Sometimes the ambiguity is resolved negatively - “Nope, that James Parks is not connected to the James Parks family of interest, at least as far back as the person who arrived in America in 1817.” But is that resolved? They could be cousins via a relative in Ireland before either made the trip to “Amerikay.” What if I find the common ancestor?

I am straddling two solutions:

  1. I put my research notes and any documents or DNA information into Evernote, and work from there until I see a relationship, at which time I add the person(s) to my Gramps tree.

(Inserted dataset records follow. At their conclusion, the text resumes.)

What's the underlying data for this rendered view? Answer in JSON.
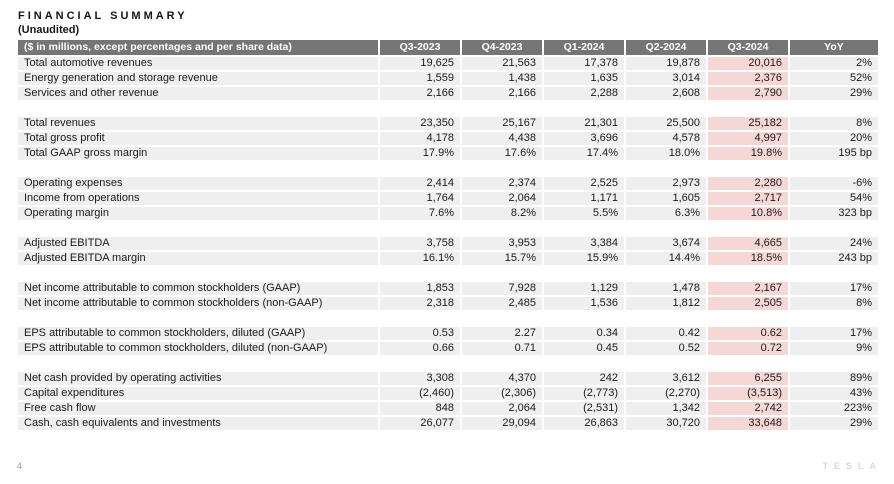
{
  "page": {
    "title": "FINANCIAL SUMMARY",
    "subtitle": "(Unaudited)",
    "page_number": "4",
    "brand": "TESLA"
  },
  "colors": {
    "header_bg": "#757575",
    "row_bg": "#efefef",
    "highlight_bg": "#f5d8d6"
  },
  "table": {
    "header": {
      "label": "($ in millions, except percentages and per share data)",
      "columns": [
        "Q3-2023",
        "Q4-2023",
        "Q1-2024",
        "Q2-2024",
        "Q3-2024",
        "YoY"
      ]
    },
    "highlight_column": "Q3-2024",
    "sections": [
      {
        "rows": [
          {
            "label": "Total automotive revenues",
            "values": [
              "19,625",
              "21,563",
              "17,378",
              "19,878",
              "20,016",
              "2%"
            ]
          },
          {
            "label": "Energy generation and storage revenue",
            "values": [
              "1,559",
              "1,438",
              "1,635",
              "3,014",
              "2,376",
              "52%"
            ]
          },
          {
            "label": "Services and other revenue",
            "values": [
              "2,166",
              "2,166",
              "2,288",
              "2,608",
              "2,790",
              "29%"
            ]
          }
        ]
      },
      {
        "rows": [
          {
            "label": "Total revenues",
            "values": [
              "23,350",
              "25,167",
              "21,301",
              "25,500",
              "25,182",
              "8%"
            ]
          },
          {
            "label": "Total gross profit",
            "values": [
              "4,178",
              "4,438",
              "3,696",
              "4,578",
              "4,997",
              "20%"
            ]
          },
          {
            "label": "Total GAAP gross margin",
            "values": [
              "17.9%",
              "17.6%",
              "17.4%",
              "18.0%",
              "19.8%",
              "195 bp"
            ]
          }
        ]
      },
      {
        "rows": [
          {
            "label": "Operating expenses",
            "values": [
              "2,414",
              "2,374",
              "2,525",
              "2,973",
              "2,280",
              "-6%"
            ]
          },
          {
            "label": "Income from operations",
            "values": [
              "1,764",
              "2,064",
              "1,171",
              "1,605",
              "2,717",
              "54%"
            ]
          },
          {
            "label": "Operating margin",
            "values": [
              "7.6%",
              "8.2%",
              "5.5%",
              "6.3%",
              "10.8%",
              "323 bp"
            ]
          }
        ]
      },
      {
        "rows": [
          {
            "label": "Adjusted EBITDA",
            "values": [
              "3,758",
              "3,953",
              "3,384",
              "3,674",
              "4,665",
              "24%"
            ]
          },
          {
            "label": "Adjusted EBITDA margin",
            "values": [
              "16.1%",
              "15.7%",
              "15.9%",
              "14.4%",
              "18.5%",
              "243 bp"
            ]
          }
        ]
      },
      {
        "rows": [
          {
            "label": "Net income attributable to common stockholders (GAAP)",
            "values": [
              "1,853",
              "7,928",
              "1,129",
              "1,478",
              "2,167",
              "17%"
            ]
          },
          {
            "label": "Net income attributable to common stockholders (non-GAAP)",
            "values": [
              "2,318",
              "2,485",
              "1,536",
              "1,812",
              "2,505",
              "8%"
            ]
          }
        ]
      },
      {
        "rows": [
          {
            "label": "EPS attributable to common stockholders, diluted (GAAP)",
            "values": [
              "0.53",
              "2.27",
              "0.34",
              "0.42",
              "0.62",
              "17%"
            ]
          },
          {
            "label": "EPS attributable to common stockholders, diluted (non-GAAP)",
            "values": [
              "0.66",
              "0.71",
              "0.45",
              "0.52",
              "0.72",
              "9%"
            ]
          }
        ]
      },
      {
        "rows": [
          {
            "label": "Net cash provided by operating activities",
            "values": [
              "3,308",
              "4,370",
              "242",
              "3,612",
              "6,255",
              "89%"
            ]
          },
          {
            "label": "Capital expenditures",
            "values": [
              "(2,460)",
              "(2,306)",
              "(2,773)",
              "(2,270)",
              "(3,513)",
              "43%"
            ]
          },
          {
            "label": "Free cash flow",
            "values": [
              "848",
              "2,064",
              "(2,531)",
              "1,342",
              "2,742",
              "223%"
            ]
          },
          {
            "label": "Cash, cash equivalents and investments",
            "values": [
              "26,077",
              "29,094",
              "26,863",
              "30,720",
              "33,648",
              "29%"
            ]
          }
        ]
      }
    ]
  }
}
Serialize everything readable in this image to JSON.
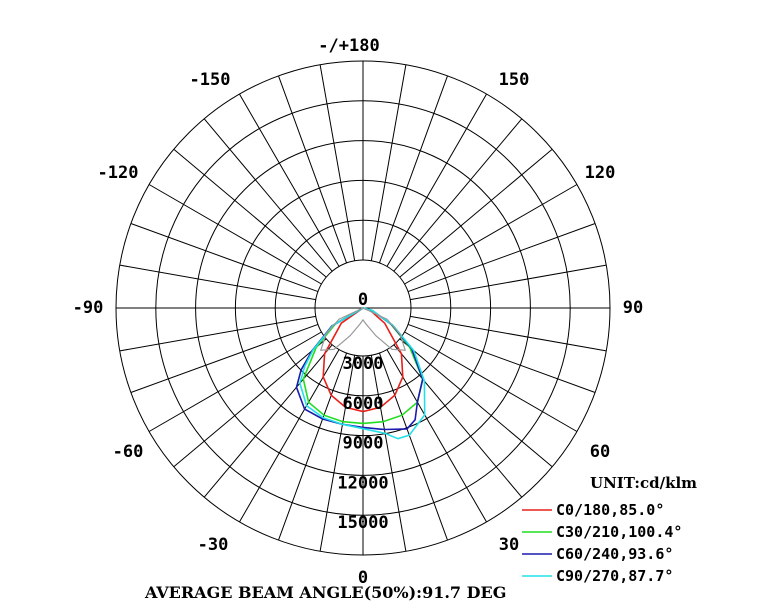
{
  "chart_data": {
    "type": "polar",
    "angle_ticks": [
      "-/+180",
      "150",
      "120",
      "90",
      "60",
      "30",
      "0",
      "-30",
      "-60",
      "-90",
      "-120",
      "-150"
    ],
    "radial_ticks": [
      "0",
      "3000",
      "6000",
      "9000",
      "12000",
      "15000"
    ],
    "radial_max": 15000,
    "unit_label": "UNIT:cd/klm",
    "footer": "AVERAGE BEAM ANGLE(50%):91.7 DEG",
    "series": [
      {
        "name": "C0/180,85.0°",
        "color": "#e8201a",
        "points": [
          [
            -55,
            2000
          ],
          [
            -40,
            4500
          ],
          [
            -30,
            6000
          ],
          [
            -20,
            7000
          ],
          [
            -10,
            7600
          ],
          [
            0,
            7800
          ],
          [
            10,
            7600
          ],
          [
            20,
            7000
          ],
          [
            30,
            6000
          ],
          [
            40,
            4500
          ],
          [
            55,
            2000
          ],
          [
            70,
            600
          ],
          [
            90,
            0
          ]
        ]
      },
      {
        "name": "C30/210,100.4°",
        "color": "#22dd22",
        "points": [
          [
            -60,
            2400
          ],
          [
            -50,
            4600
          ],
          [
            -40,
            7000
          ],
          [
            -30,
            8200
          ],
          [
            -20,
            8600
          ],
          [
            -10,
            8700
          ],
          [
            0,
            8700
          ],
          [
            10,
            8700
          ],
          [
            20,
            8600
          ],
          [
            30,
            8200
          ],
          [
            40,
            7000
          ],
          [
            50,
            4600
          ],
          [
            60,
            2400
          ],
          [
            75,
            700
          ],
          [
            90,
            0
          ]
        ]
      },
      {
        "name": "C60/240,93.6°",
        "color": "#1a1ab0",
        "points": [
          [
            -60,
            2700
          ],
          [
            -50,
            5000
          ],
          [
            -45,
            6600
          ],
          [
            -40,
            7800
          ],
          [
            -30,
            8800
          ],
          [
            -20,
            8900
          ],
          [
            -10,
            8900
          ],
          [
            0,
            9000
          ],
          [
            10,
            9300
          ],
          [
            20,
            9700
          ],
          [
            25,
            9300
          ],
          [
            30,
            8200
          ],
          [
            40,
            7000
          ],
          [
            50,
            4800
          ],
          [
            60,
            2500
          ],
          [
            75,
            700
          ],
          [
            90,
            0
          ]
        ]
      },
      {
        "name": "C90/270,87.7°",
        "color": "#22e0e8",
        "points": [
          [
            -60,
            2600
          ],
          [
            -50,
            4900
          ],
          [
            -45,
            6200
          ],
          [
            -40,
            7400
          ],
          [
            -30,
            8500
          ],
          [
            -20,
            8800
          ],
          [
            -10,
            8900
          ],
          [
            0,
            9100
          ],
          [
            10,
            9600
          ],
          [
            15,
            10200
          ],
          [
            20,
            10200
          ],
          [
            30,
            9300
          ],
          [
            40,
            7200
          ],
          [
            50,
            5000
          ],
          [
            60,
            2600
          ],
          [
            75,
            700
          ],
          [
            90,
            0
          ]
        ]
      },
      {
        "name": "",
        "color": "#999999",
        "points": [
          [
            -65,
            2000
          ],
          [
            -55,
            3400
          ],
          [
            -45,
            4500
          ],
          [
            -35,
            3800
          ],
          [
            -25,
            2300
          ],
          [
            -10,
            1200
          ],
          [
            0,
            900
          ],
          [
            10,
            1200
          ],
          [
            25,
            2300
          ],
          [
            35,
            3800
          ],
          [
            45,
            4500
          ],
          [
            55,
            3400
          ],
          [
            65,
            2000
          ],
          [
            90,
            0
          ]
        ]
      }
    ]
  }
}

(Note: I have set Evernote to automatically import any media I add to my media tree, which is in the local copy of my Google Sync tree. This way, when I toss in a bit of media, both Google and Evernote make separate backups on the web. Evernote has the additional benefit of allowing me to add notes to the note where the media is living, and search on those notes AND any OCRed text in the document. )

  1. I add the people to my Gramps db and do not connect that person or tree fragment to the main tree, but I make a note about the possible relationship (if DNA) or lack of relationship. Then, as I research a tree member, I will for sure find people with the exact same name, sometimes with the same birth year, that are not paper relatives. I find it helpful to track these people in Gramps knowing they are not paper relatives. When I run across them again, I can use the information to help determine if the new data belongs to a relative or the “other.”

The benefit of having non-relative people in my Gramps db to me is they show up when I search and remind me that this new information may belong to a non-relative, look closer. I don’t have the discipline to always check in Evernote for an alternative person before happily adding bogus data to a relative.

So, given the above, I am happy to enter people just cuz I have some DNA connection to them and leave them hanging with a note or tag that lets me know they are here because of a DNA test. I add DNA to the confidence tags.

A place hierarchy of street number, street, arrondissement, city. should work fine. You would just have the same street names in the different arrondissements.

Think of it as you are giving a name to the “spot”. For the most part the place database is never seen. It is only used by us, the Gramps user, to create the place name seen by our relatives in reports, etc.